Shape registration using optimization for mobile robot navigation

The theme of this thesis is shape registration (also called shape matching or shape alignment) using optimization-based algorithms. We primarily address this problem in the context of solving the mobile robot self-localization problem in unknown environments. Here the task is matching 2D laser range scans of the environment to derive the relative position and heading of the robot.
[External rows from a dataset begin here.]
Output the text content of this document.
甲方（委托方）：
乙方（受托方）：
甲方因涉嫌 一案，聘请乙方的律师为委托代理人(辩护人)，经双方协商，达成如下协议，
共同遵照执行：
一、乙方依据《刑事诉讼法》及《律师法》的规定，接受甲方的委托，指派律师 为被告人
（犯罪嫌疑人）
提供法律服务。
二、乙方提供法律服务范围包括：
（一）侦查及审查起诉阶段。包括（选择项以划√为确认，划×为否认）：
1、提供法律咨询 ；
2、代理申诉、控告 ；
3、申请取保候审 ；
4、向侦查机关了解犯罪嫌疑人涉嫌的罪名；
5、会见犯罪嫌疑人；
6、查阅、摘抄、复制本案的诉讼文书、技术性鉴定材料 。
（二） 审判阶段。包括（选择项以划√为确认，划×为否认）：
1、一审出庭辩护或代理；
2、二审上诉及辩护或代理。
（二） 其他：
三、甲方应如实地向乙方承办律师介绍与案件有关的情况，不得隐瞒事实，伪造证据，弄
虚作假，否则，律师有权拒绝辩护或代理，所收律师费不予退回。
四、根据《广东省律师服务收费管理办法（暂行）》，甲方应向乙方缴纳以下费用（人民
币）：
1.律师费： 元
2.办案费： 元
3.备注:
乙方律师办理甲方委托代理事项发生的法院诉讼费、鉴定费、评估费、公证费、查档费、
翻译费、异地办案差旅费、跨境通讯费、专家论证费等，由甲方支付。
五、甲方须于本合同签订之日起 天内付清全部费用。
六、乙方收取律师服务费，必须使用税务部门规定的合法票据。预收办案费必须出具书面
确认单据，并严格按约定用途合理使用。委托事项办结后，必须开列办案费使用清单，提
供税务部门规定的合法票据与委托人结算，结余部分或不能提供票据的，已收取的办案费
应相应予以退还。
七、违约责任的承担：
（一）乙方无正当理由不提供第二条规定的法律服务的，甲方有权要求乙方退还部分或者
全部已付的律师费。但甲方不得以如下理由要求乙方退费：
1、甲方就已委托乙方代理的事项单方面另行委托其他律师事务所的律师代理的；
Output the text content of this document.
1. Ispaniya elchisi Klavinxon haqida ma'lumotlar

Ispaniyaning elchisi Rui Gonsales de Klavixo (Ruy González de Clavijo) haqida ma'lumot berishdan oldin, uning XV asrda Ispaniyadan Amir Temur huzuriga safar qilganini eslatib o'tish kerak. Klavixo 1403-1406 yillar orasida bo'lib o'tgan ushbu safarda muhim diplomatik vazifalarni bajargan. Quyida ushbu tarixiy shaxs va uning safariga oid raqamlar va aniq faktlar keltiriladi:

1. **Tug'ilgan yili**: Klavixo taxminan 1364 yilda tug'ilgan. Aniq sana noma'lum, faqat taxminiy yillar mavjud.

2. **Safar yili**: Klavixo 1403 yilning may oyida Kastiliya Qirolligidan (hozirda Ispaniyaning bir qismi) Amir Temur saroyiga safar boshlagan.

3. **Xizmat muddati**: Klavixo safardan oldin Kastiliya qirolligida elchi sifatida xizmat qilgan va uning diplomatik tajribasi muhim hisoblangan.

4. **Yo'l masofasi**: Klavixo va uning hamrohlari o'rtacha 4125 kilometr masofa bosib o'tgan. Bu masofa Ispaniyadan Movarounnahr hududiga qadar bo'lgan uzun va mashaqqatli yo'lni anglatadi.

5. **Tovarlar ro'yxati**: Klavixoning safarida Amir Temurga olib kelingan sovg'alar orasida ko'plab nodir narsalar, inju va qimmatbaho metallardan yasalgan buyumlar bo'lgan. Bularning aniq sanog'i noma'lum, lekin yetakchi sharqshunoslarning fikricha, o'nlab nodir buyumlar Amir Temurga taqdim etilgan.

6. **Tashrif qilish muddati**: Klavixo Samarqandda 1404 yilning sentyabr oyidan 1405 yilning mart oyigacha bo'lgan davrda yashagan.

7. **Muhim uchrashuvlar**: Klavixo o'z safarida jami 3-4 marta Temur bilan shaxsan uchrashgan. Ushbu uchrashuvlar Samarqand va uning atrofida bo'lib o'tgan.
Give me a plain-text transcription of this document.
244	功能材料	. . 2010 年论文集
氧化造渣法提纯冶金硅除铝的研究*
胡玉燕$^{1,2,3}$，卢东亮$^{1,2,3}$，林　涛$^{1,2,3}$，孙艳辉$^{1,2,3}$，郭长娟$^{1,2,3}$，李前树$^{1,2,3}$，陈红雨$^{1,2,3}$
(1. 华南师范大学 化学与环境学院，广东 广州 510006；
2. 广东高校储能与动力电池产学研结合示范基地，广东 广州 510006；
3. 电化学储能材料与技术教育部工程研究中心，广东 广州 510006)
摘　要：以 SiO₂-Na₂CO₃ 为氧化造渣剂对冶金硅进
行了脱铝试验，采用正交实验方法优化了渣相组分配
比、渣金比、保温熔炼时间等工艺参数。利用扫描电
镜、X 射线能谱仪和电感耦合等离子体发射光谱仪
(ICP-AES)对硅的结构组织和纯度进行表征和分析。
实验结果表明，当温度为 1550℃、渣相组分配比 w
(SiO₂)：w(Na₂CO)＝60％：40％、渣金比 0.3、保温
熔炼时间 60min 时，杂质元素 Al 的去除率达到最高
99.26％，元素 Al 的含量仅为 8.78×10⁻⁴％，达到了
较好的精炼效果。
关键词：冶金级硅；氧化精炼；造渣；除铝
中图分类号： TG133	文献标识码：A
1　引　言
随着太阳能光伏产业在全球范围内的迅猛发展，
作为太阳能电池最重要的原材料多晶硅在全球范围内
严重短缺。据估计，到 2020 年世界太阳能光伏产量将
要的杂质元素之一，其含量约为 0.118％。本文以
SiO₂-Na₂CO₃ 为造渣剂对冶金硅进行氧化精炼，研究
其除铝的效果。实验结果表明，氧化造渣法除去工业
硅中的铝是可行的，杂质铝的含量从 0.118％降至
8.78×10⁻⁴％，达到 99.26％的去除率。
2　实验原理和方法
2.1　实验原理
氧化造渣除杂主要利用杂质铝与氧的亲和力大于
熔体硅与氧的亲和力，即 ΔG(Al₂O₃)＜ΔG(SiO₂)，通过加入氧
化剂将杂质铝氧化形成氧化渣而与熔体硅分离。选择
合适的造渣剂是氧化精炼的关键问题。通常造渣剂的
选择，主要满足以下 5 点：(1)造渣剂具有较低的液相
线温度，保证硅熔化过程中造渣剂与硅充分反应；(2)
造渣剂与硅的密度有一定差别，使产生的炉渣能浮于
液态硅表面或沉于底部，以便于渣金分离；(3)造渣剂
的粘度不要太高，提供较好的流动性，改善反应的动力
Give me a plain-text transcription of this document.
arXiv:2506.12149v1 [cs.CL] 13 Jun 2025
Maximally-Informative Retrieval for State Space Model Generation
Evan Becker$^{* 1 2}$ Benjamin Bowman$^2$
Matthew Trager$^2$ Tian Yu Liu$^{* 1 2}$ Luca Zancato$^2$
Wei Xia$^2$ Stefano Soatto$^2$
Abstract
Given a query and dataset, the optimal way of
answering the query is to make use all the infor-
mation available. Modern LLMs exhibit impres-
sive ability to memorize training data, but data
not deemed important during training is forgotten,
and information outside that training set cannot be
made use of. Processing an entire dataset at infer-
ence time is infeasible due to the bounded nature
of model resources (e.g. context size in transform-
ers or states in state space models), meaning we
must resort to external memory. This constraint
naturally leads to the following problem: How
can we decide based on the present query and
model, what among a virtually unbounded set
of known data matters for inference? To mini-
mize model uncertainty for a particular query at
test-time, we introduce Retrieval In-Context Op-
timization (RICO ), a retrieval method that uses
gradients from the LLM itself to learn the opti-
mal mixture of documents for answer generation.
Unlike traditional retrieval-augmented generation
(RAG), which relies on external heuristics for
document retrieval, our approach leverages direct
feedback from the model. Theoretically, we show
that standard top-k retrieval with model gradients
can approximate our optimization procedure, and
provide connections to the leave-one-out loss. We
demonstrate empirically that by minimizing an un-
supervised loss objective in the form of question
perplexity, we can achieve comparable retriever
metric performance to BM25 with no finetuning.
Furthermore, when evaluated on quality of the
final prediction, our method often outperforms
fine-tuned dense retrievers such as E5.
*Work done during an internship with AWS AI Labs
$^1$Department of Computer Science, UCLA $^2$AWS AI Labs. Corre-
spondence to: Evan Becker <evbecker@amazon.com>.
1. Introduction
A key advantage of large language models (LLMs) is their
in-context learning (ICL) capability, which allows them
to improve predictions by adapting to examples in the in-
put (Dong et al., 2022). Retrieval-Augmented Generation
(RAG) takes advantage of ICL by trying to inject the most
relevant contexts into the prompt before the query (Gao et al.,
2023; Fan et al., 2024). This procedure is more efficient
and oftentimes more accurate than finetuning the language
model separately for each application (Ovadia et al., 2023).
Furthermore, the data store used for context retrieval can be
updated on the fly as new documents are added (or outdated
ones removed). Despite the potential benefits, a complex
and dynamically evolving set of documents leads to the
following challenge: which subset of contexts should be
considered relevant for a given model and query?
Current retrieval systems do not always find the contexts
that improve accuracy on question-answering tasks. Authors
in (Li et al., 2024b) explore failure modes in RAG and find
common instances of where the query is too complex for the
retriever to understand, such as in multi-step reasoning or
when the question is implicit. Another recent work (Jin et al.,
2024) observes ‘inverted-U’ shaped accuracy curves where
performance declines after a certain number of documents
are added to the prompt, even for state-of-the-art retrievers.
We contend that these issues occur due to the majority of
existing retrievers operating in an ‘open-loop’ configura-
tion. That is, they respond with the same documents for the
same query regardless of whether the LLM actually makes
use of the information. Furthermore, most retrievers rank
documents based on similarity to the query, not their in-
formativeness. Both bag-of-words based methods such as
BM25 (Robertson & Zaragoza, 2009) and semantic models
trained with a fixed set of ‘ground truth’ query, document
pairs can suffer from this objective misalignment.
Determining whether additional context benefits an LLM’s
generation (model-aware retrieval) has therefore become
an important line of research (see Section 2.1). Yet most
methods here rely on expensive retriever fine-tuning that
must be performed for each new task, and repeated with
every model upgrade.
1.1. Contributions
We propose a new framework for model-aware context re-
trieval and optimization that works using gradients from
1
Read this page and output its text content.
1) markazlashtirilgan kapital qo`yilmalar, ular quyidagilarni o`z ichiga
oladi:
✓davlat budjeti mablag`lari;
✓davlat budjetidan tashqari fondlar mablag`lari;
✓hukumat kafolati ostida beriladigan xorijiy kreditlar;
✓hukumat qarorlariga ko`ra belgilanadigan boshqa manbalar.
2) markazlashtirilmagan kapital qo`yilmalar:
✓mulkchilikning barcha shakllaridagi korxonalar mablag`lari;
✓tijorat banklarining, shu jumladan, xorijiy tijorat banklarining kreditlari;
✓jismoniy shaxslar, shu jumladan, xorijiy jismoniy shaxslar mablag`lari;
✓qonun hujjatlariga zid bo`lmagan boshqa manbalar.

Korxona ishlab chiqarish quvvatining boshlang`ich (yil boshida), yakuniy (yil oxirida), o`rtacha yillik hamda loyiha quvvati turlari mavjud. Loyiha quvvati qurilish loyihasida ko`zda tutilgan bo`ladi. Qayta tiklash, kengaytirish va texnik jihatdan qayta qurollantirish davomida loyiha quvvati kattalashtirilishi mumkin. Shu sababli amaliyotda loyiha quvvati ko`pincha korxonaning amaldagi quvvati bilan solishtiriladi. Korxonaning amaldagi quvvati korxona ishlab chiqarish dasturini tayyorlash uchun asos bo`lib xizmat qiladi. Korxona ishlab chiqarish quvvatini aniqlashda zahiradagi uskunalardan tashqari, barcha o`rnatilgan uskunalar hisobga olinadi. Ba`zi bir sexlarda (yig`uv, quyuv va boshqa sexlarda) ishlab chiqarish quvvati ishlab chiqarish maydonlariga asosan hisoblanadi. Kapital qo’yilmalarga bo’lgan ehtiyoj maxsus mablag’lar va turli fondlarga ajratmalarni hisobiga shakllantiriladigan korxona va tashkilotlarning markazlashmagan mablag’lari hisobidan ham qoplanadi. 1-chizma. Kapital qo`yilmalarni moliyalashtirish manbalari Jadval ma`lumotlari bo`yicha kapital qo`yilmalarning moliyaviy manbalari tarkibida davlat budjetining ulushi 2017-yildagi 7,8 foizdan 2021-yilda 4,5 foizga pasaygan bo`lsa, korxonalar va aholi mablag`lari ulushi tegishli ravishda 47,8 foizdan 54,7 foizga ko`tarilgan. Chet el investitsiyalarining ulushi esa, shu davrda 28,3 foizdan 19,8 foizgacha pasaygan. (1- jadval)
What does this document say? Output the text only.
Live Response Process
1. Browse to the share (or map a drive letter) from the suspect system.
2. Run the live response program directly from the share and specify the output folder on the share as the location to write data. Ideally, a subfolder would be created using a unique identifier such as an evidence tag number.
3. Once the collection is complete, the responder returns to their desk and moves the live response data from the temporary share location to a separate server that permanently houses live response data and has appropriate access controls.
The difficulties in this problem are that the scans are noisy, discontinuous, not necessarily linear, and two scans taken at different positions may not completely overlap because of occlusion. We propose two iterative scan matching algorithms which do not require feature extraction or segmentation. Experiments demonstrate that the algorithms are effective in solving the scan matching problem. Based on the result of aligning pairwise scans, we then study the optimal registration and integration of multiple range scans for mapping an unknown environment. Here the issue of maintaining consistency in the integrated model is specifically raised. We address this issue by maintaining individual local frames of data and a network of uncertain spatial relations among data frames. We then formulate an optimal procedure to combine all available spatial relations to resolve possible map inconsistency. Two types of sensor data, odometry and range measurements, are used jointly to form uncertain spatial relations. Besides the applications for mobile robots, we also study the shape registration problem in other domains. Particularly, we apply extensions of our methods for registration of 3D surfaces described by range images, and 2D shapes from intensity images.